2) FAKULTATIF. Tidak ada paksaan bagi perguruan tinggi untuk menyelenggarakan


pendidikan program-program yang tercantum dalam ayat ini. Sanksi terhadap ayat ini pun
tidak dapat dikenakan apabila ada yang melanggarnya.

“(4) Ketentuan mengenai perguruan tinggi sebagaimana dimaksud dalam ayat (1), ayat (2), dan
ayat (3) diatur lebih lanjut dengan Peraturan Pemerintah.”
1) PERINTAH. Penjelasan ayat-ayat sebelumnya dalam pasal ini akan diatur lebih lanjut
dalam Peraturan Pemerintah. Ada bentuk perintah agar ada Peraturan Pemerintah yang
mengatur lebih lanjut mengenai ketentuan dalam ayat-ayat sebelumnya.

2) FAKULTATIF. Ayat ini bersifat melengkapi, di mana ketentuan mengenai perguruan


tinggi yang dimaksud akan dijelaskan lebih lanjut dalam Peraturan Pemerintah.

Pasal 25:
“(1) Perguruan tinggi menetapkan persyaratan kelulusan untuk mendapatkan gelar akademik,
profesi, atau vokasi.”
1) PERINTAH. Ayat ini berisi perintah bagi perguruan tinggi untuk menetapkan persyaratan
kelulusan bagi mahasiswanya untuk mendapatkan gelar akademik.

2) IMPERATIF. Sifat ayat ini merupakan imperatif, karena penetapan persyaratan kelulusan
adalah suatu hal yang wajib untuk dilaksanakan oleh semua perguran tinggi.
“(2) Lulusan perguruan tinggi yang karya ilmiahnya digunakan untuk memperoleh gelar
akademik, profesi, atau vokasi terbukti merupakan jiplakan dicabut gelarnya.”
1) LARANGAN. Ayat ini berisi larangan, yaitu larangan bagi peserta didik perguruan tinggi
untuk menjiplak atau melakukan plagiarisme dalam membentuk karya ilmiahnya.

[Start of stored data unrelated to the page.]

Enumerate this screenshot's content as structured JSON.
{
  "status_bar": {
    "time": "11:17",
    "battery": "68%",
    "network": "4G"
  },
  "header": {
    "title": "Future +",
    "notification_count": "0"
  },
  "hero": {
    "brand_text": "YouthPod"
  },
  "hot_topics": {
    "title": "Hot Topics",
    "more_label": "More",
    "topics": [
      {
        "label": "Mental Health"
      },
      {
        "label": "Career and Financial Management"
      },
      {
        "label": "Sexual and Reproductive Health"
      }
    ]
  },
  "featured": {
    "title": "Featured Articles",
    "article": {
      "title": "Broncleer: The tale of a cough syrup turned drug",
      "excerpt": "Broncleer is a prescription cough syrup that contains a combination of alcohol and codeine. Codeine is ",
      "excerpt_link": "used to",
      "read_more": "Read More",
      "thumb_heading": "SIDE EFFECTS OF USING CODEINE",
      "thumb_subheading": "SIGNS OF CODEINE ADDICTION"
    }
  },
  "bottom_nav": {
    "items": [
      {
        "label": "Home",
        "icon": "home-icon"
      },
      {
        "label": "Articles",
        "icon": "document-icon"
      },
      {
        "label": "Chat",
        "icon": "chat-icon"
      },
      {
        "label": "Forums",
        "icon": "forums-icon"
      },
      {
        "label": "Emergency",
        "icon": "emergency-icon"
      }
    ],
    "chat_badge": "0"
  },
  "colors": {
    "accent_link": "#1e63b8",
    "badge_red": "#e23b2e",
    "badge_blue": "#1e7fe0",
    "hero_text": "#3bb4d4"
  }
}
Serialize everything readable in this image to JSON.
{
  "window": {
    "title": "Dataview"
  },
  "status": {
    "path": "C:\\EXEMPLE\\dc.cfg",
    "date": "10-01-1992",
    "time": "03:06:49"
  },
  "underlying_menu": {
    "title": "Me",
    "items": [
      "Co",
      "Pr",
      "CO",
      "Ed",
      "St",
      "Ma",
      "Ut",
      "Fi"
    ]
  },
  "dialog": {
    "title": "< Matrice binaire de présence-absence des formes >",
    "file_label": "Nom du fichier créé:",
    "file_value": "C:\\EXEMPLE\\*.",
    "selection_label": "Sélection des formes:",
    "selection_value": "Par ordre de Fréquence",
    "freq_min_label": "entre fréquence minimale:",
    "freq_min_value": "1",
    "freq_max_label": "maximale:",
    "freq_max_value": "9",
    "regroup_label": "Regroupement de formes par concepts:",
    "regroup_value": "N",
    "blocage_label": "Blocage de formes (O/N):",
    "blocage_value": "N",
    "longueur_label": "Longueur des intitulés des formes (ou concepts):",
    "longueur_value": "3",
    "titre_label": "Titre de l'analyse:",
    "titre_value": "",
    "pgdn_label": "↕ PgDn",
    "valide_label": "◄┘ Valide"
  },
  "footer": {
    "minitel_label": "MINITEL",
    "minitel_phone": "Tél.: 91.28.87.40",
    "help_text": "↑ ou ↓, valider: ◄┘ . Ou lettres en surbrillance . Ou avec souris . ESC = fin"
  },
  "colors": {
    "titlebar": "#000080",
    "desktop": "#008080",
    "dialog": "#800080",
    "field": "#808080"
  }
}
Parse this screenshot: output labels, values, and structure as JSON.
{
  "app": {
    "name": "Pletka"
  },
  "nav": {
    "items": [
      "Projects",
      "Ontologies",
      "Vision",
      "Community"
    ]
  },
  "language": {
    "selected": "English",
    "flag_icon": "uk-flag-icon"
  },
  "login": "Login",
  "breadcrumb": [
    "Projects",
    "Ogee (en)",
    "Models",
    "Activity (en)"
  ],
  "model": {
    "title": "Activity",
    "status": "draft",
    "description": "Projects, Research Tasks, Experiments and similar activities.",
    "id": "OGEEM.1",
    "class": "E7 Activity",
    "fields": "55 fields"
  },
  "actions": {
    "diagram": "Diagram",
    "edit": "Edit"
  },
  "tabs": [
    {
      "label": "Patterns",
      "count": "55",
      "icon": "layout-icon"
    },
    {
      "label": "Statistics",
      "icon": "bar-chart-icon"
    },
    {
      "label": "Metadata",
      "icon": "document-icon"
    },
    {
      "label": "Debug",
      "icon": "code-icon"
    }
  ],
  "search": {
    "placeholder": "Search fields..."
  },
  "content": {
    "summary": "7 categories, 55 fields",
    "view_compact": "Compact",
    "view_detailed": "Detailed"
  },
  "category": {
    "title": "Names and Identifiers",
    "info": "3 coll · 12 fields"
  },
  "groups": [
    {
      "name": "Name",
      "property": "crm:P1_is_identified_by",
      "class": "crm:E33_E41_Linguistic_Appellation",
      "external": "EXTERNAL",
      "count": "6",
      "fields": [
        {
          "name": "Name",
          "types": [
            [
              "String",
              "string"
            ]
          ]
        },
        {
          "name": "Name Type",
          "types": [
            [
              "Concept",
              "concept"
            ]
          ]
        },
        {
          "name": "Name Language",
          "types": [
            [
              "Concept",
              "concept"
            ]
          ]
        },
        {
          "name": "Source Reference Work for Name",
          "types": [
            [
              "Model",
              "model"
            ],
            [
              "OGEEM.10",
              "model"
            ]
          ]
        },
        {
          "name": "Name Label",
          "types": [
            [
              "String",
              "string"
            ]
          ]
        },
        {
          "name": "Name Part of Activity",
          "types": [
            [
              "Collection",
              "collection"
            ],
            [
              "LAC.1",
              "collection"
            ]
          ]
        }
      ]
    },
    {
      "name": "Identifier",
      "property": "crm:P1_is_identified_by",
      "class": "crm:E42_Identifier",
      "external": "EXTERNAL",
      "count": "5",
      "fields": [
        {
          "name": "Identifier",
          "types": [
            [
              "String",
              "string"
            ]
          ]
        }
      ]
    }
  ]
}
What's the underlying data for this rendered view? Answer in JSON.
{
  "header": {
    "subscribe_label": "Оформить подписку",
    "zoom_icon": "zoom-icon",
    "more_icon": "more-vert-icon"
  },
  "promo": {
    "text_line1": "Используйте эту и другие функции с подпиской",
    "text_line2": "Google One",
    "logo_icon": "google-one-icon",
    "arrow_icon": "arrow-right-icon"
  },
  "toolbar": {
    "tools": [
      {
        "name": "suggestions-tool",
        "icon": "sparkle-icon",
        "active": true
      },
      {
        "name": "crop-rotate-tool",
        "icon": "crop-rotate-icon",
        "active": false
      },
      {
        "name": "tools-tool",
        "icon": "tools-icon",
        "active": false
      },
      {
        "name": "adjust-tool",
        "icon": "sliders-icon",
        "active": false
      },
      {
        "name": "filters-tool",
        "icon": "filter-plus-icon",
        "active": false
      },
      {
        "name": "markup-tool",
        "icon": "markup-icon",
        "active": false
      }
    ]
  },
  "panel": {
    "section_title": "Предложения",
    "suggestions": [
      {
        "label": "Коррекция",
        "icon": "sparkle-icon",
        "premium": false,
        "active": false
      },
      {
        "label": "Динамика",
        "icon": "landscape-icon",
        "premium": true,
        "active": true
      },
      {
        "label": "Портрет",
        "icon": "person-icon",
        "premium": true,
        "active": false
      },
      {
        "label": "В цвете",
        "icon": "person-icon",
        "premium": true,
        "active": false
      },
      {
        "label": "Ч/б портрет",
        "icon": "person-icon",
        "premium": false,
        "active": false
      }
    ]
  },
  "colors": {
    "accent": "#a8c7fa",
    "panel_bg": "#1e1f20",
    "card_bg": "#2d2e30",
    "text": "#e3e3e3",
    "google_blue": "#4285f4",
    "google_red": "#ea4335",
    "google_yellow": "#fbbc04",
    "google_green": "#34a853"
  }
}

2)IMPERATIF. Terdapat sanksi yang dapat dipaksakan, yaitu pencabutan gelar akademik
bagi pelanggar ketentuan ini.

“(3) Ketentuan mengenai persyaratan kelulusan dan pencabutan gelar akademik, profesi, atau
vokasi sebagaimana dimaksud dalam ayat (1) dan ayat (2) diatur lebih lanjut dengan Peraturan
Pemerintah.”
1) PERINTAH. Ayat ini merupakan perintah agar dibuatnya Peraturan Pemerintah yang
mengatur lebih lanjut mengenai ketentuan di ayat (1) dan ayat (2) dalam pasal ini.

2) FAKULTATIF. Ayat ini bersifat pelengkap, di mana ketentuan pada ayat 1 dan ayat 2
pasal ini akan diatur lebih lanjut dalam Peraturan Pemerintah.

Sama halnya dengan UU no.12 tahun 2012 tentang Pendidikan Tinggi di mana UU
menjadi dasar dalam pembentukan peraturan di bawahnya, UU no. 20 tahun 2003 tentang
Sistem Pendidikan Nasional ini pun menjadi acuan dalam pembentukan peraturan-peraturan
di bawah nya. PP no. 19 tahun 2005 tentang Standar Pendidikan Nasional dan PP no. 48
tahun 2008tentang Pendanaan Pendidikan mengacu pada UU no. 20 tahun 2003. Hal ini
dapat dibuktikan dalam bagian pembukaan kedua PP tersebut pada bagian mengingat bahwa
salah satu dasarnya adalah UU no. 20 tahun 2003 tentang Sistem Pendidikan Nasional ini.